If you hold a CST-CFA, target contracts that specifically list first-assistant duties. Taking a standard scrub role with a CST-CFA credential does not automatically increase your pay - you need to be placed in a role that uses it. Ask your recruiter directly whether the contract includes first-assistant responsibilities and whether the bill rate reflects that scope.

How Specialty Mix Affects Your Value

General surgery experience gets you in the door. Specialty experience gets you the contracts with better rates and more consistent demand. The three specialties that move the needle most for travel surgical techs are cardiac, ortho, and neuro.

Cardiac

Open-heart cases - CABG, valve replacements, TAVR support - require techs who understand perfusion setup, cardioplegia delivery, and the pace of a cardiac OR. Facilities running active cardiac programs cannot easily cross-train a general scrub tech in time to fill a gap. That scarcity creates leverage. Cardiac-experienced techs consistently see higher weekly packages than generalists, and the contracts tend to be at larger regional medical centers with stable census.

Ortho

Orthopedic volume is high and geographically widespread. Joint replacement, spine, sports medicine, and trauma all fall under this umbrella. The tradeoff is that ortho experience is also more common among travelers, so the premium over general surgery is real but not dramatic. Where ortho experience pays off most is in robotics-assisted joint programs - facilities that have invested in robotic platforms want techs who already know the workflow rather than spending two weeks orienting.

Neuro

Cranial and complex spine cases are a smaller slice of the market but carry a meaningful pay premium where demand exists. Neuro OR experience is genuinely specialized - positioning, microscope setup, neuromonitoring coordination, and the instrument sets involved are not skills most techs pick up incidentally. If you have solid neuro experience, make sure your resume reflects specific case types rather than just listing "neuro" as a specialty.

Reading a Contract Offer with This in Mind

When you receive an offer, the weekly gross is not the whole picture. Look at:

  • Shift structure: Are you on call? What is the call pay rate and the callback guarantee?
  • Case mix guarantee: Some contracts specify a minimum number of specialty cases per week.

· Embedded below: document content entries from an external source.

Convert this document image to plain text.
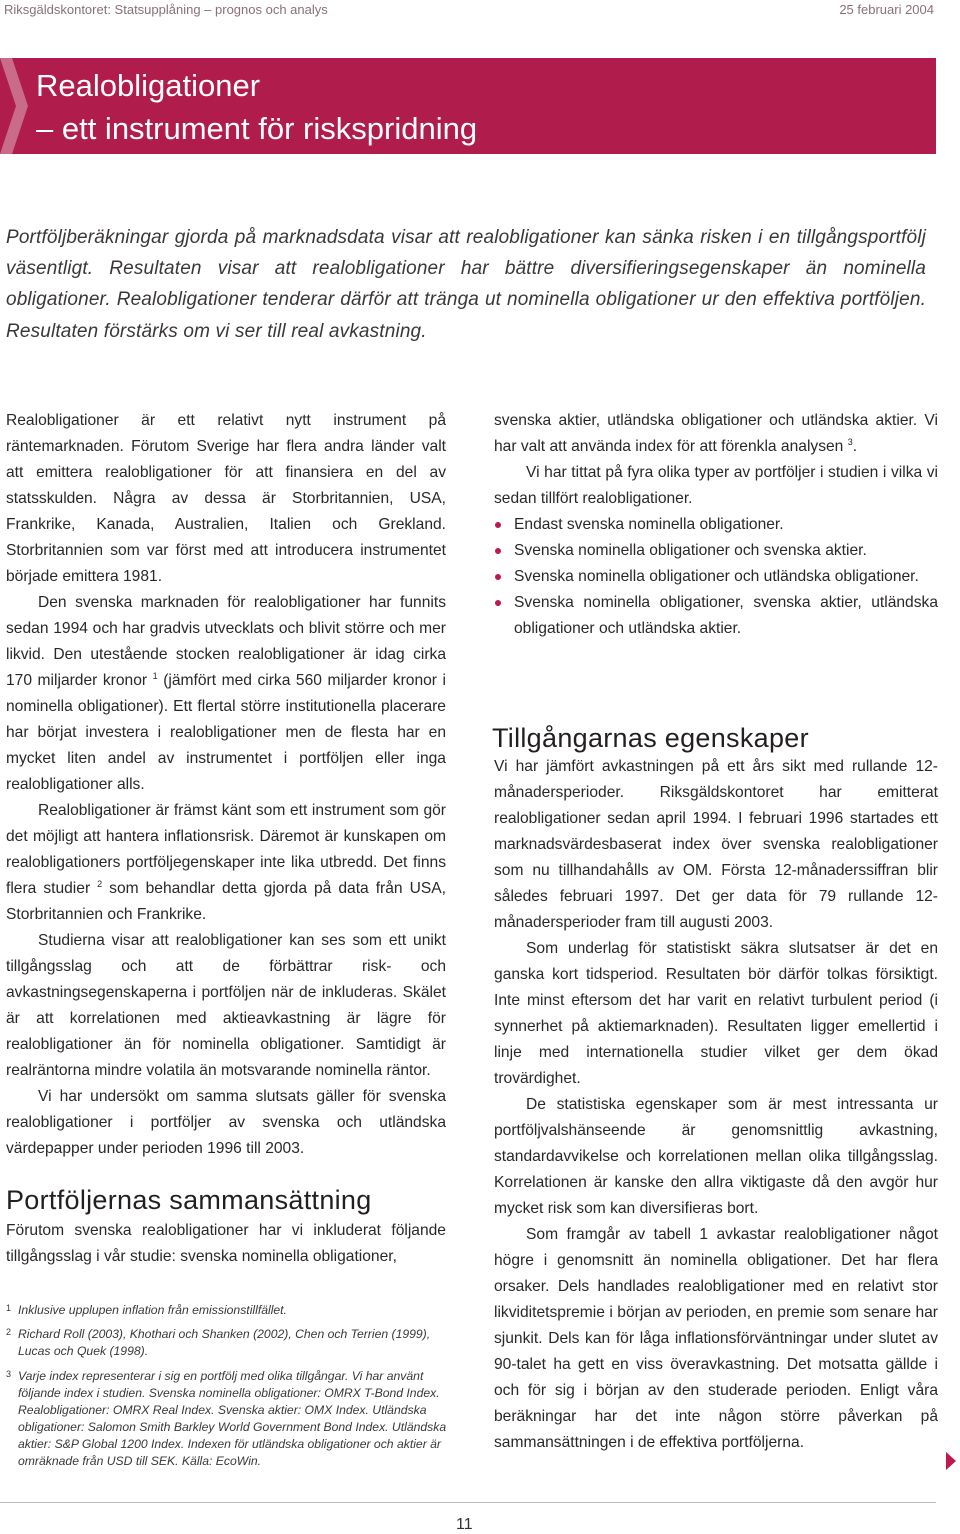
Riksgäldskontoret: Statsupplåning – prognos och analys	25 februari 2004
Realobligationer
– ett instrument för riskspridning
Portföljberäkningar gjorda på marknadsdata visar att realobligationer kan sänka risken i en tillgångsportfölj väsentligt. Resultaten visar att realobligationer har bättre diversifieringsegenskaper än nominella obligationer. Realobligationer tenderar därför att tränga ut nominella obligationer ur den effektiva portföljen. Resultaten förstärks om vi ser till real avkastning.

Realobligationer är ett relativt nytt instrument på räntemarknaden. Förutom Sverige har flera andra länder valt att emittera realobligationer för att finansiera en del av statsskulden. Några av dessa är Storbritannien, USA, Frankrike, Kanada, Australien, Italien och Grekland. Storbritannien som var först med att introducera instrumentet började emittera 1981.

Den svenska marknaden för realobligationer har funnits sedan 1994 och har gradvis utvecklats och blivit större och mer likvid. Den utestående stocken realobligationer är idag cirka 170 miljarder kronor $^1$ (jämfört med cirka 560 miljarder kronor i nominella obligationer). Ett flertal större institutionella placerare har börjat investera i realobligationer men de flesta har en mycket liten andel av instrumentet i portföljen eller inga realobligationer alls.

Realobligationer är främst känt som ett instrument som gör det möjligt att hantera inflationsrisk. Däremot är kunskapen om realobligationers portföljegenskaper inte lika utbredd. Det finns flera studier $^2$ som behandlar detta gjorda på data från USA, Storbritannien och Frankrike.

Studierna visar att realobligationer kan ses som ett unikt tillgångsslag och att de förbättrar risk- och avkastningsegenskaperna i portföljen när de inkluderas. Skälet är att korrelationen med aktieavkastning är lägre för realobligationer än för nominella obligationer. Samtidigt är realräntorna mindre volatila än motsvarande nominella räntor.

Vi har undersökt om samma slutsats gäller för svenska realobligationer i portföljer av svenska och utländska värdepapper under perioden 1996 till 2003.

Portföljernas sammansättning

Förutom svenska realobligationer har vi inkluderat följande tillgångsslag i vår studie: svenska nominella obligationer,

1 Inklusive upplupen inflation från emissionstillfället.
2 Richard Roll (2003), Khothari och Shanken (2002), Chen och Terrien (1999), Lucas och Quek (1998).
3 Varje index representerar i sig en portfölj med olika tillgångar. Vi har använt följande index i studien. Svenska nominella obligationer: OMRX T-Bond Index. Realobligationer: OMRX Real Index. Svenska aktier: OMX Index. Utländska obligationer: Salomon Smith Barkley World Government Bond Index. Utländska aktier: S&P Global 1200 Index. Indexen för utländska obligationer och aktier är omräknade från USD till SEK. Källa: EcoWin.

svenska aktier, utländska obligationer och utländska aktier. Vi har valt att använda index för att förenkla analysen $^3$.

Vi har tittat på fyra olika typer av portföljer i studien i vilka vi sedan tillfört realobligationer.

Endast svenska nominella obligationer.
Svenska nominella obligationer och svenska aktier.
Svenska nominella obligationer och utländska obligationer.
Svenska nominella obligationer, svenska aktier, utländska obligationer och utländska aktier.
Tillgångarnas egenskaper

Vi har jämfört avkastningen på ett års sikt med rullande 12-månadersperioder. Riksgäldskontoret har emitterat realobligationer sedan april 1994. I februari 1996 startades ett marknadsvärdesbaserat index över svenska realobligationer som nu tillhandahålls av OM. Första 12-månaderssiffran blir således februari 1997. Det ger data för 79 rullande 12-månadersperioder fram till augusti 2003.

Som underlag för statistiskt säkra slutsatser är det en ganska kort tidsperiod. Resultaten bör därför tolkas försiktigt. Inte minst eftersom det har varit en relativt turbulent period (i synnerhet på aktiemarknaden). Resultaten ligger emellertid i linje med internationella studier vilket ger dem ökad trovärdighet.

De statistiska egenskaper som är mest intressanta ur portföljvalshänseende är genomsnittlig avkastning, standardavvikelse och korrelationen mellan olika tillgångsslag. Korrelationen är kanske den allra viktigaste då den avgör hur mycket risk som kan diversifieras bort.

Som framgår av tabell 1 avkastar realobligationer något högre i genomsnitt än nominella obligationer. Det har flera orsaker. Dels handlades realobligationer med en relativt stor likviditetspremie i början av perioden, en premie som senare har sjunkit. Dels kan för låga inflationsförväntningar under slutet av 90-talet ha gett en viss överavkastning. Det motsatta gällde i och för sig i början av den studerade perioden. Enligt våra beräkningar har det inte någon större påverkan på sammansättningen i de effektiva portföljerna.

11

Most do not. If specialty experience is why you were recruited, ask whether the schedule will actually reflect that.
  • Overtime threshold: Some facilities run 40-hour contracts; others run 36 with overtime starting at 40. Know which you are signing.
  • Credential verification timeline: CST-CFA verification can take longer than a standard CST check. Build in lead time before your start date.

You can browse current Certified Surgical Technologist travel contracts to see what is currently posted and filter by state to compare regional demand.

What to Ask Your Recruiter

A recruiter who specializes in allied health placements will know which facilities are actively seeking cardiac or neuro-experienced techs versus which are posting generic scrub roles. The questions worth asking:

  • Does this facility have a dedicated cardiac or neuro OR, or is it a mixed room?
  • Is first-assistant scope written into the job description or just implied?
  • What is the typical extension rate at this facility for surgical techs?
  • Are there local techs in the same role, and if so, what does the team dynamic look like?

That last question matters more than people admit. Traveling into a facility where staff techs resent travelers is a real situation, and it affects your day-to-day experience regardless of what the weekly pay looks like.

The Bottom Line

Your CST is the entry ticket. Your specialty depth - especially in cardiac, neuro, or robotics-assisted ortho - is what separates a solid contract from a great one. A CST-CFA adds real value, but only in roles that are structured to use it. Know what you bring, ask the right questions, and do not let a recruiter place you in a generalist role when your credentials justify something more specific.